Our final panelist, Steve Wernke, assigns a semester-long project that asks students to engage in his passions for anthropological data analysis. He teaches Anthropology 280: Introduction to GIS and Remote Sensing, in which students learn how to use certain instruments and data sets to learn more about anthropology. At the end of the semester, to demonstrate their knowledge, students choose a research question, produce research and data through the techniques learned in the class, and present their findings in a poster symposium.

Wernke has been very impressed with the results of this project. In the past, he has had students use their specific interests and major foci as research questions. For example, one of his Classical Studies and Anthropology double major students looked at ancient Greek cities and their layouts. Using the GIS and other techniques from the class, she came upon interesting trends in city layout across examples of Greek Civilization.

This project, because it encompasses both course content, prior knowledge (from the Anthropology major) and creativity, is heavily weighted in the course grade. Wernke has always been impressed by the results of this project, and notes that because students get to choose the topic, generally they are much more invested in the final product.
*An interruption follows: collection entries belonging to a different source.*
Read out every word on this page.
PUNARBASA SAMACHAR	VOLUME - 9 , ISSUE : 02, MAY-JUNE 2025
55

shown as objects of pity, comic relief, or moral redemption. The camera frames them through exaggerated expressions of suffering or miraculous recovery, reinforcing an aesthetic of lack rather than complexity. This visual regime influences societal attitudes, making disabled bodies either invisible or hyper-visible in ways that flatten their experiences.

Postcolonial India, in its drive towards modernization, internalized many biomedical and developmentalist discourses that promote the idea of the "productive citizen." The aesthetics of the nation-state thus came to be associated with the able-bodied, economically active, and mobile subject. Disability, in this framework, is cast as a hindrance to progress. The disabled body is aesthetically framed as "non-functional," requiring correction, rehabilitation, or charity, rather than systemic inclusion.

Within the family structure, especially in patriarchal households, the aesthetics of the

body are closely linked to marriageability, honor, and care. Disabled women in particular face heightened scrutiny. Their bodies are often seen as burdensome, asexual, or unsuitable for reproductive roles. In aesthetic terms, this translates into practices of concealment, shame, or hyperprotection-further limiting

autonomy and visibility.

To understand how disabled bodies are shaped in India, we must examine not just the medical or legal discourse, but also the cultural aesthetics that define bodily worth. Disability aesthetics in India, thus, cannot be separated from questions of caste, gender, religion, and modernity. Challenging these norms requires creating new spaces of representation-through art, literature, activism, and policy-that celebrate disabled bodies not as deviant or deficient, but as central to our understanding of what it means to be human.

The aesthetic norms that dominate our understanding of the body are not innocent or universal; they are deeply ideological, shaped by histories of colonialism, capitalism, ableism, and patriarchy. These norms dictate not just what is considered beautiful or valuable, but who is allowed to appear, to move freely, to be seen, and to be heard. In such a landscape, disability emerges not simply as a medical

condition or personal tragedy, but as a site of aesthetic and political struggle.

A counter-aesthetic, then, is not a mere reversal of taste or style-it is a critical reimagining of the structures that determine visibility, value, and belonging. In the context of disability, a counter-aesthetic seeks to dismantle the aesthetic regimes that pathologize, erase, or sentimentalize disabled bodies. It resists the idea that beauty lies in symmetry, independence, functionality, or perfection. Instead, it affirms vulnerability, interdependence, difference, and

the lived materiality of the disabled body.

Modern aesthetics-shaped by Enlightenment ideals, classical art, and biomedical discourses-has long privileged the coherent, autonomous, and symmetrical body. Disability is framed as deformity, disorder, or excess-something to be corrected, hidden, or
The project itself requires oversight by Wernke to make sure the students are on track and understand what their data means. This requires much of Wernke’s time, but he says that the learning students receive from this project make that investment well worth the effort.

Each of these panelists make their students into producers through a project that incorporates student interests, class curriculum, and real world knowledge or experience. Both the professors and the students believe that these projects define their Vanderbilt experience and allow for hands-on understanding to enforce classroom concepts.